10/10/2011 – Atualizado em 31/10/2022 – 9:04am

O ato de medicar cães e gatos caminha para uma transformação: a criação de uma central para monitorar reações adversas causadas por remédios e produtos veterinários. É a principal resposta do governo às centenas de mortes provocadas pela vacina antirrábica distribuída pelo Ministério da Saúde no ano passado.
Hoje, se um animal toma um remédio e aparece todo empipocado, com dificuldade de respirar, diarreia e sangramento, muito provavelmente o veterinário fará o que pode para reverter o quadro e o dono gastará o que tem para salvar o bicho. A maioria dos casos termina aí.

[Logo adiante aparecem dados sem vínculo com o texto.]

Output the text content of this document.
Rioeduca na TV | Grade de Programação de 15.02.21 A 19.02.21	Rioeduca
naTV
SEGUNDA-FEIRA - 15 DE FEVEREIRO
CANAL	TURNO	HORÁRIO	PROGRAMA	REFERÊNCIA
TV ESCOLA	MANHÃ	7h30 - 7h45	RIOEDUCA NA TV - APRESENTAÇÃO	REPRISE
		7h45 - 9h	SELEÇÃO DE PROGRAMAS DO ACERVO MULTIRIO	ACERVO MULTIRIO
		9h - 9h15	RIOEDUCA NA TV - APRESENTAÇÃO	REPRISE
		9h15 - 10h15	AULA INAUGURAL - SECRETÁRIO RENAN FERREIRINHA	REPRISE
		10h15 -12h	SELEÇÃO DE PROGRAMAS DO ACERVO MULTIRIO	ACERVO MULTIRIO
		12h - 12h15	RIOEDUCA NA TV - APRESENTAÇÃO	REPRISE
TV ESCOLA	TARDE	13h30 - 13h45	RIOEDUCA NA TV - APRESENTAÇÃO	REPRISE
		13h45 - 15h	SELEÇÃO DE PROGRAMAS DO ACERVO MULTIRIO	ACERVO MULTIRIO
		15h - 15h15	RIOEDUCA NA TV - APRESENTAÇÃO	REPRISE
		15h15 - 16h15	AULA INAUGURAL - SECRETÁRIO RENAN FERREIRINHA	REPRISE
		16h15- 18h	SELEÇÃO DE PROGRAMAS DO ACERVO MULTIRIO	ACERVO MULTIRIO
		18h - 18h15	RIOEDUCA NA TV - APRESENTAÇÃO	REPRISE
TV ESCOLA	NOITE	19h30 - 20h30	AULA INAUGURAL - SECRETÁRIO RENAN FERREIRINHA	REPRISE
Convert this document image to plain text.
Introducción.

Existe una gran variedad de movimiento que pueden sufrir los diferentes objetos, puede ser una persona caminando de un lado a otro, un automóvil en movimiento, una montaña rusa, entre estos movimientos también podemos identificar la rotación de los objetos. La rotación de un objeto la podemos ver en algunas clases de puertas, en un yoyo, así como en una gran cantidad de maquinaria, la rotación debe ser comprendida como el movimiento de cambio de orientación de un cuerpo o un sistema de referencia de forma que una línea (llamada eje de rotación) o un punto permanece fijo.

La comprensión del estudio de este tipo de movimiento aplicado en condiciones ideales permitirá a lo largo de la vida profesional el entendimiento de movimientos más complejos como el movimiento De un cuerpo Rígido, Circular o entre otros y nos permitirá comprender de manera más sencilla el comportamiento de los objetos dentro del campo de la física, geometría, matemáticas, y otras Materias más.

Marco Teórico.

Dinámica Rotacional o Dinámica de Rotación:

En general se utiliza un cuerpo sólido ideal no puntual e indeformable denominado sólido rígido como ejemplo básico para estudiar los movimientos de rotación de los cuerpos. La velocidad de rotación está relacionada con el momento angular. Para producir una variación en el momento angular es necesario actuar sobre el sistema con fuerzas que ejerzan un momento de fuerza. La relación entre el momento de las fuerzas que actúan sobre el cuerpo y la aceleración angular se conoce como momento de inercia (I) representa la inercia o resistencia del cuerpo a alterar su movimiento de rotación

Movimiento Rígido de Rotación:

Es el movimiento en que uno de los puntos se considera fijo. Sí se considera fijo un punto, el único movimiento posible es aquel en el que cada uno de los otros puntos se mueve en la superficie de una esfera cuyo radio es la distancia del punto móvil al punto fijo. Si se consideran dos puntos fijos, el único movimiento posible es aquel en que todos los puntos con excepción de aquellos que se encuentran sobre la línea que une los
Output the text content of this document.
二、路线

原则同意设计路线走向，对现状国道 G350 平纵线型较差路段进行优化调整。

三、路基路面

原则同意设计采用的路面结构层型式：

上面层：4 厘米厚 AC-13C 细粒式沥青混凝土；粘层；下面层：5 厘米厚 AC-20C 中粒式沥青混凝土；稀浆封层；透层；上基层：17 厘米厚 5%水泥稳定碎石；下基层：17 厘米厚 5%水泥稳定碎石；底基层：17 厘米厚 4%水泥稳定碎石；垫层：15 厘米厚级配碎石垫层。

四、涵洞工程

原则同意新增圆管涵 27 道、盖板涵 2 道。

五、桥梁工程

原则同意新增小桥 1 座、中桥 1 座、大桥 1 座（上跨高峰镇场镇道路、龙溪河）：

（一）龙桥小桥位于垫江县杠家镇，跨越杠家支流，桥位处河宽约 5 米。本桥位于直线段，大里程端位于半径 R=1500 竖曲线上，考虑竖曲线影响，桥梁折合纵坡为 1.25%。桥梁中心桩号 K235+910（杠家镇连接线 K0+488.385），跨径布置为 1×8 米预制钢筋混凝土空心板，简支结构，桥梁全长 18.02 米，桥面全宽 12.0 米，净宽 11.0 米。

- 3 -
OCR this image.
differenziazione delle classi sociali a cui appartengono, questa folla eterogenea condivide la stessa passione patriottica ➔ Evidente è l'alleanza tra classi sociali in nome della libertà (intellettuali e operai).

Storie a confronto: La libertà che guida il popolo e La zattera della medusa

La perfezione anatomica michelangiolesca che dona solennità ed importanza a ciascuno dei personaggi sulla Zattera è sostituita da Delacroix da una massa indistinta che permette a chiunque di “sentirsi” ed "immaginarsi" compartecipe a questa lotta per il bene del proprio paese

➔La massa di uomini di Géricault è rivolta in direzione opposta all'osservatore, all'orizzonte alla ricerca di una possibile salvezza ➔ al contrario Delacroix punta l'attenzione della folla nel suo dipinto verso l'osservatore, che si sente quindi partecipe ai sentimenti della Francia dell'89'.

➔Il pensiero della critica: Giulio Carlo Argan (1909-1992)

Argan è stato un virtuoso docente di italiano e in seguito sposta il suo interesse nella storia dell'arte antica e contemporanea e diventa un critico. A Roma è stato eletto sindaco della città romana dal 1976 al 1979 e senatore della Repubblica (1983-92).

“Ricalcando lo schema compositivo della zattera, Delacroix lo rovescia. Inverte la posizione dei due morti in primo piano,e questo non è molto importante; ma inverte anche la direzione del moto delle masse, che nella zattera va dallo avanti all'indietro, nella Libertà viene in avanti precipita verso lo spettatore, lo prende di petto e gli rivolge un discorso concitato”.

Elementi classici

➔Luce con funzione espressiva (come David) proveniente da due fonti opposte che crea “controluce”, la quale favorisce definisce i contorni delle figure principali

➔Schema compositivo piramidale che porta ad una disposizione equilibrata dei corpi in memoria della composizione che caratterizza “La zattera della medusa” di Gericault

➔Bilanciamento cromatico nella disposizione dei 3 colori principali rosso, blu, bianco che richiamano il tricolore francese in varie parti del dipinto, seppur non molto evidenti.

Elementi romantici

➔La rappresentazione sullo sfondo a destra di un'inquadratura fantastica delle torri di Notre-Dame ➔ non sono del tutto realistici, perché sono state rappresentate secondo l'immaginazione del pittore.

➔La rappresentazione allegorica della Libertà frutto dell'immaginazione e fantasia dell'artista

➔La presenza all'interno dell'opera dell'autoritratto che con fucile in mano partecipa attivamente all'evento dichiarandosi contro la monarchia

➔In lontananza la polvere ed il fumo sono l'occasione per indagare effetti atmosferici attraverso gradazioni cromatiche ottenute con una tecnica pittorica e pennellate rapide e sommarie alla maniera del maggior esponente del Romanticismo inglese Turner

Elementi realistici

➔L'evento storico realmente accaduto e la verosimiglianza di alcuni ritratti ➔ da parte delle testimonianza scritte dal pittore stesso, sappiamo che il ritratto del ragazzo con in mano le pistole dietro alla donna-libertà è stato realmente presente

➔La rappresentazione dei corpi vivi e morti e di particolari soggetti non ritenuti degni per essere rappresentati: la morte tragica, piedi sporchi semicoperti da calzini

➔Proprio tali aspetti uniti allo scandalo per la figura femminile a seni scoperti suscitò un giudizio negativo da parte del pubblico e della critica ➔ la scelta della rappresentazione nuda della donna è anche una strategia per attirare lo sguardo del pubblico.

Em geral, nem o médico nem o proprietário telefonam para o laboratório. Quando ligam, recebem, no máximo, um reembolso ou um bride. No vácuo da legislação, os fabricantes não têm obrigação de apurar o caso nem de passar a informação adiante. É isso que deve mudar.
O texto que cria a central prevê que os laboratórios tenham telefones e e-mails para receber reclamações dos usuários, investiguem esses problemas e encaminhem relatórios ao governo em até 15 dias. Caberá ao Ministério da Agricultura decidir se serão necessárias medidas corretivas.
É claro que organismos vivos terão sempre reações inesperadas. Isso lei nenhuma será capaz de mudar. Mas é preciso saber se estamos diante de um caso isolado e imponderável ou de uma fórmula farmacêutica que provoca reações em série, que só acabam ocultas por nossa desorganização legal e incapacidade de centralizar informações.
No caso dos animais, monitorar as reações adversas se torna ainda mais urgente diante de uma segunda falha da legislação. Ao contrário do que acontece com produtos de uso humano, os medicamentos veterinários não precisam passar por ensaios clínicos. Isso significa que não têm de ser testados na espécie em que serão usados antes de irem ao mercado. Como todos nós sabemos que camundongos não são cães, também podemos deduzir que uma droga tenha efeitos diferentes nos dois animais.
Foi isso o que aconteceu com a vacina antirrábica. Análise feita pela USP e revelada pela Folha na última terça-feira indica que ela tinha três vezes mais proteínas bovinas do que suas similares. O que se imagina é que, em concentrações elevadas, essas proteínas tenham desencadeado reações extremas, matando ao menos 210 animais.
A vacina havia sido testada em camundongos e não houve reação alérgica, possivelmente porque a dose é inoculada dentro da cavidade abdominal das cobaias, levando a uma eliminação mais rápida da droga do que quando ela é administrada no músculo ou sob a pele. Não há dúvida de que o problema só veio à tona porque a vacina foi usada em uma campanha de massa.
Ao longo do ano, no entanto, milhares de animais são vacinados e medicados nas clínicas. Quantos deles morreram por reações adversas? É isso que todos nós temos o direito de saber.